En el otoño de 1654 y, concretamente el 23 de noviembre, tuvo una inesperada y transformadora experiencia religiosa que le confirmó definitivamente que el ser humano puede imponerse a la angustia que constantemente le invade, sólo por Dios y en Dios. En aquella ocasión, escribió un muy recordado Memorial que acostumbraba a llevarlo cosido a su ropa sobre su pecho.
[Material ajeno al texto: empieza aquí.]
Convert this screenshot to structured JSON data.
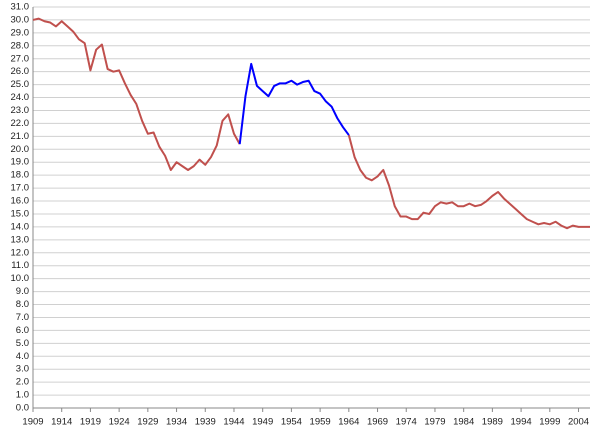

En él se lee: “Fuego, Noche de Fuego…¡Dios de Abraham, Dios de Isaac, Dios de Jacob, no el de los filósofos y de los sabios… el Dios de Jesucristo; sólo por los caminos que enseña el Evangelio, se le puede hallar!”.

Desde entonces, Pascal se retiró de la sociedad parisina que antes frecuentaba, para dedicarse por completo a su intensa vida cristiana, visitando con mayor frecuencia a su hermana Jaqueline, monja en el famoso monasterio de Port-Royal. Sin dejar completamente los estudios matemáticos y científicos, se fue comprometiendo más a fondo en los estudios de filosofía y teología, proyectando, además, una voluminosa obra de apologética en defensa del cristianismo, de la que nos quedaron los Pensées (Pensamientos)  publicados después de su muerte.